五輪開会式に参加の海老蔵、複雑な思いも「大変光栄だった」

2021.8.24 07:15

会見に出席した市川海老蔵(20日、東京都内)

(写真3枚)

9月4日から全国ツアーが始まる、歌舞伎俳優・市川海老蔵の自主企画『秋の特別公演 古典への誘い』。その会見のなかで、海老蔵が参加した東京オリンピック開会式について語る場面があった。

自国開催とあり、歴代夏季のオリンピックのなかで、1964年の東京オリンピックに次ぐ高視聴率をマークした今回の開会式。
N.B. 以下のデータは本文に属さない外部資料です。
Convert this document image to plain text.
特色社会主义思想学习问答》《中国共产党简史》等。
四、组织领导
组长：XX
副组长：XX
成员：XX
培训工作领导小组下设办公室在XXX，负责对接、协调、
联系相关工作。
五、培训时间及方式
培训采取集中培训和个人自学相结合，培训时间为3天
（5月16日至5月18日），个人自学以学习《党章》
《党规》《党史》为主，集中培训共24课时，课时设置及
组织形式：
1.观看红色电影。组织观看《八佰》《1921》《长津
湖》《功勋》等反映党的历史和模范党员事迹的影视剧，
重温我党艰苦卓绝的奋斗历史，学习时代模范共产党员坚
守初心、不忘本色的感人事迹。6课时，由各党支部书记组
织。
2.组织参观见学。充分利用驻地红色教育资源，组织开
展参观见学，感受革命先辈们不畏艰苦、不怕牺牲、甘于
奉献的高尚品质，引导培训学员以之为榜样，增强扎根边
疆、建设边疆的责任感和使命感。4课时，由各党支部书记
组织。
海老蔵はその終盤に登場し、歌舞伎十八番のうちのひとつ『暫(しばらく)』を演じ、厄払いの意味を持つ「にらみ」を世界に向けて披露した。出演に関して、開口一番「大変光栄だった」と言いつつも、複雑な思いもあったそうだ。

「(五輪を)やるのが正解なのか、正解ではないのか。『やらなくちゃいけない』と言う人たちもいるなかで、いろんな反対意見もある。参加するのは、諸手を挙げて喜べることではないと思うんです」と当時の心境を明かした海老蔵。
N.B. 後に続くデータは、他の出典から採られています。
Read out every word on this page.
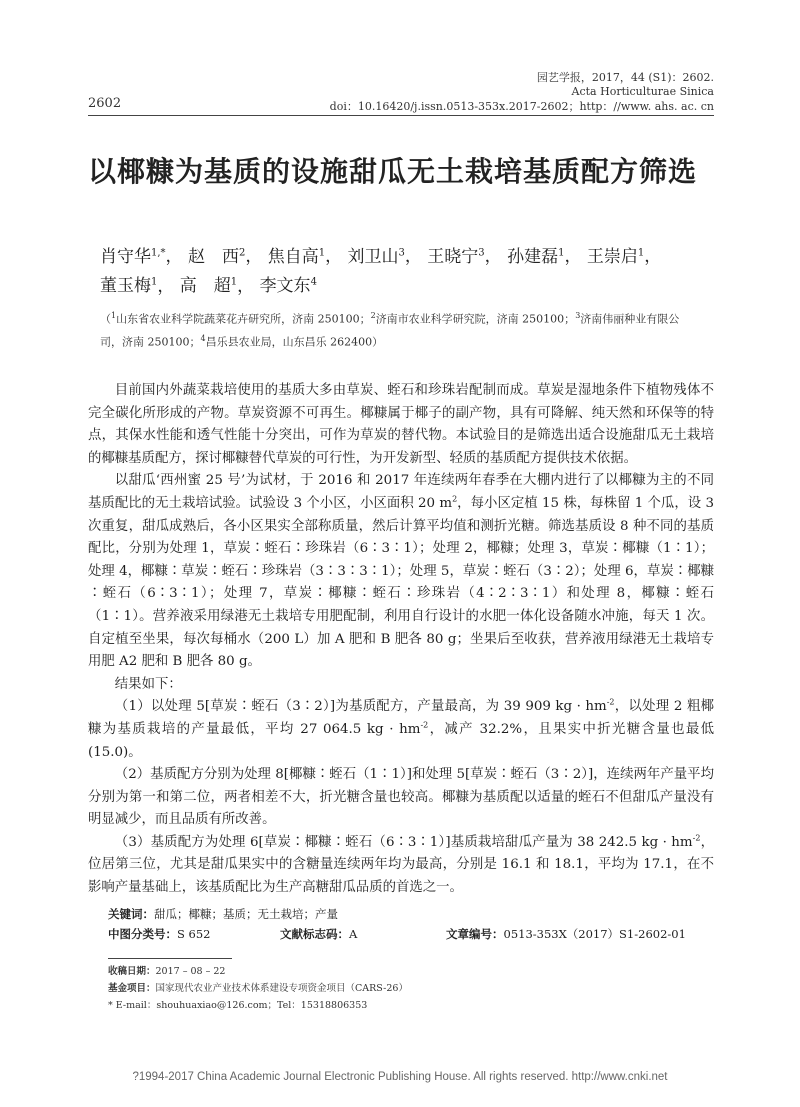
园艺学报，2017，44 (S1)：2602.
Acta Horticulturae Sinica
2602	doi：10.16420/j.issn.0513-353x.2017-2602；http：//www. ahs. ac. cn
以椰糠为基质的设施甜瓜无土栽培基质配方筛选
肖守华$^{1,*}$， 赵　西$^2$， 焦自高$^1$， 刘卫山$^3$， 王晓宁$^3$， 孙建磊$^1$， 王崇启$^1$，
董玉梅$^1$， 高　超$^1$， 李文东$^4$
（$^1$山东省农业科学院蔬菜花卉研究所，济南 250100；$^2$济南市农业科学研究院，济南 250100；$^3$济南伟丽种业有限公司，济南 250100；$^4$昌乐县农业局，山东昌乐 262400）

目前国内外蔬菜栽培使用的基质大多由草炭、蛭石和珍珠岩配制而成。草炭是湿地条件下植物残体不完全碳化所形成的产物。草炭资源不可再生。椰糠属于椰子的副产物，具有可降解、纯天然和环保等的特点，其保水性能和透气性能十分突出，可作为草炭的替代物。本试验目的是筛选出适合设施甜瓜无土栽培的椰糠基质配方，探讨椰糠替代草炭的可行性，为开发新型、轻质的基质配方提供技术依据。

以甜瓜‘西州蜜 25 号’为试材，于 2016 和 2017 年连续两年春季在大棚内进行了以椰糠为主的不同基质配比的无土栽培试验。试验设 3 个小区，小区面积 20 $m^2$，每小区定植 15 株，每株留 1 个瓜，设 3 次重复，甜瓜成熟后，各小区果实全部称质量，然后计算平均值和测折光糖。筛选基质设 8 种不同的基质配比，分别为处理 1，草炭∶蛭石∶珍珠岩（6∶3∶1）；处理 2，椰糠；处理 3，草炭∶椰糠（1∶1）；处理 4，椰糠∶草炭∶蛭石∶珍珠岩（3∶3∶3∶1）；处理 5，草炭∶蛭石（3∶2）；处理 6，草炭∶椰糠∶蛭石（6∶3∶1）；处理 7，草炭∶椰糠∶蛭石∶珍珠岩（4∶2∶3∶1）和处理 8，椰糠∶蛭石（1∶1）。营养液采用绿港无土栽培专用肥配制，利用自行设计的水肥一体化设备随水冲施，每天 1 次。自定植至坐果，每次每桶水（200 L）加 A 肥和 B 肥各 80 g；坐果后至收获，营养液用绿港无土栽培专用肥 A2 肥和 B 肥各 80 g。

结果如下：

（1）以处理 5[草炭∶蛭石（3∶2）]为基质配方，产量最高，为 39 909 kg · $hm^{-2}$，以处理 2 粗椰糠为基质栽培的产量最低，平均 27 064.5 kg · $hm^{-2}$，减产 32.2%，且果实中折光糖含量也最低(15.0)。

（2）基质配方分别为处理 8[椰糠∶蛭石（1∶1）]和处理 5[草炭∶蛭石（3∶2）]，连续两年产量平均分别为第一和第二位，两者相差不大，折光糖含量也较高。椰糠为基质配以适量的蛭石不但甜瓜产量没有明显减少，而且品质有所改善。

（3）基质配方为处理 6[草炭∶椰糠∶蛭石（6∶3∶1）]基质栽培甜瓜产量为 38 242.5 kg · $hm^{-2}$，位居第三位，尤其是甜瓜果实中的含糖量连续两年均为最高，分别是 16.1 和 18.1，平均为 17.1，在不影响产量基础上，该基质配比为生产高糖甜瓜品质的首选之一。

关键词：甜瓜；椰糠；基质；无土栽培；产量
中图分类号：S 652	文献标志码：A	文章编号：0513-353X（2017）S1-2602-01
收稿日期：2017 – 08 – 22
基金项目：国家现代农业产业技术体系建设专项资金项目（CARS-26）
* E-mail：shouhuaxiao@126.com；Tel：15318806353
?1994-2017 China Academic Journal Electronic Publishing House. All rights reserved. http://www.cnki.net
式には「『ちょうだいしたもの(役)に対して素直に応じるのが大事』という思いで臨んだ」と語り、「今となっては、世界の方々、日本の方々に『暫』をお目にかける機会をいただけたのは、日本伝統文化にたずさわる1人として、大変役目が大きい仕事だったと思います」と振りかえった。

『暫』で見せた、猛々しい立(男)役を得意とする海老蔵だが、今回の公演では女役にも挑戦。我が子の死に直面しつつも、若君を守るために毅然と振る舞う乳母政岡(めのとまさおか)は、10年前にも一度演じているが、実際に子どもを持ってから演じるのは初となる。

「自分の子どもが殺されて悲しんでいるけども、それを(表に)見せないというところが、歌舞伎の深さというか、伝統文化が生み出した精神。以前やったときは子どもがいなかったけど、今はちゃんと育ってて、ちょうど(若君の)鶴千代とか(政岡の子の)千松と同じような年頃なんです。それでどういう風に感じるのかは、僕自身未知ですね」と、その変化を楽しみにしている様子だった。

『秋の特別公演 古典への誘(いざな)い』は、9月18日「神戸文化ホール」(神戸市中央区)、9月19日「フェスティバルホール」(大阪市北区)で上演。チケットは両都市とも、S席1万2000円、A席8500円で、現在発売中。